Memory management

C programmers usually have to deal with memory by hand. With dynamic memory, the programmer allocates memory when needing and frees it when finished. Failing to free dynamic memory leads to a “memory leak”, which may or may not be a bad thing. In the case of PHP, as the process could live for a virtually infinite amount of time, creating a memory leak will be dramatic. In any situation, leaking memory really translates to poorly and badly designed programs that cannot be trusted. Memory leaking is easy to understand. You ask the OS to book some part of the main machine memory for you, but you never tell it to release it back for other processes usage : you are not alone on the machine, other processes need some memory, and the OS itself as well.

Also, in C, memory areas are clearly bound. Reading or writing before or after the bounds is a very nasty operation. That will lead for sure to a crash, or worse an exploitable security issue.
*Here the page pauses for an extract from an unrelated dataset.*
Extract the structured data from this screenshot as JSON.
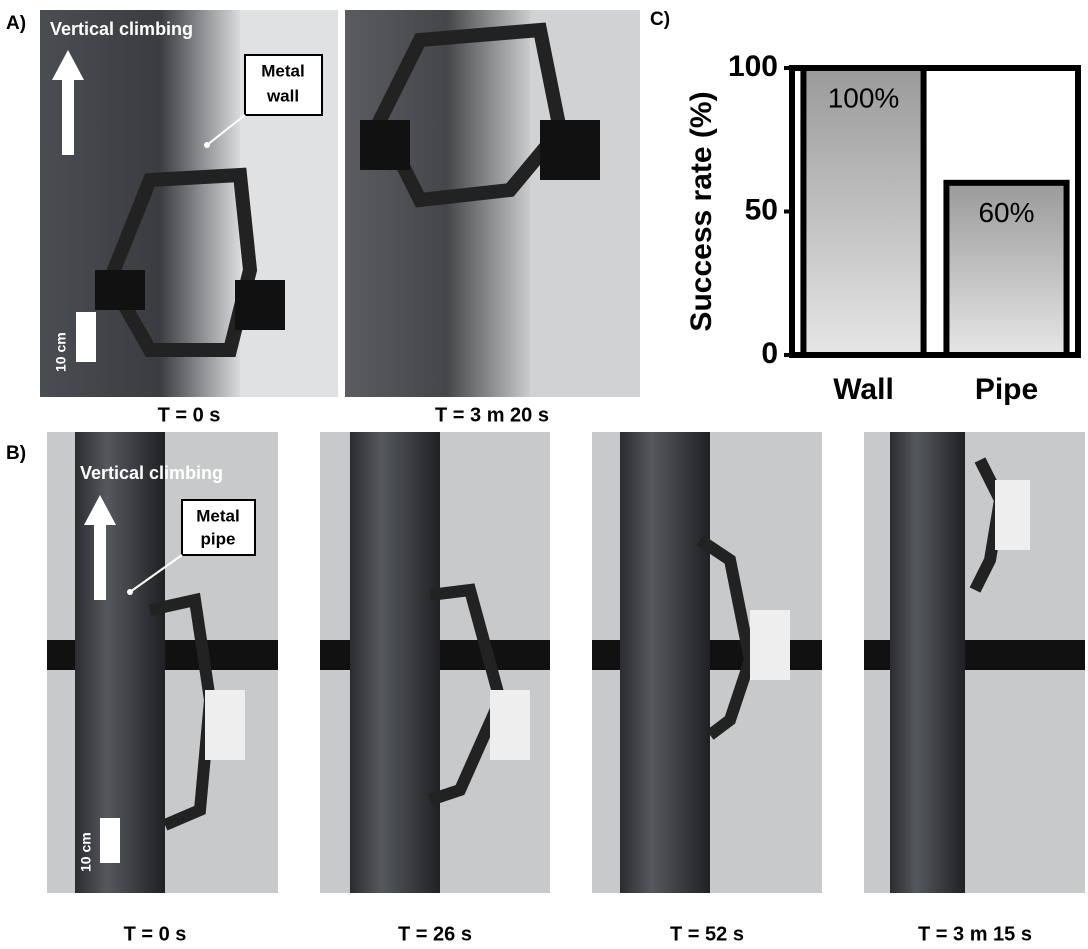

There are no magical things like auto-resizeable areas with the C language. You must clearly tell the machine (and the CPU) what you want it to do. No guess, no magic, no automation of any kind (like garbage collection).

PHP’s got a very specific memory model, and provides its own layer over the traditional libc’s dynamic memory allocator. This layer is called Zend Memory Manager.

This chapter explains you what Zend Memory Manager is, how you must use it, and what you must/must not do with it. After that, we’ll quickly introduce you to specific tools used in the C area to debug dynamic memory.


If you need, please get some (possibly strong) knowledge about C memory allocation classes (static vs dynamic memory), and about libc’s allocator.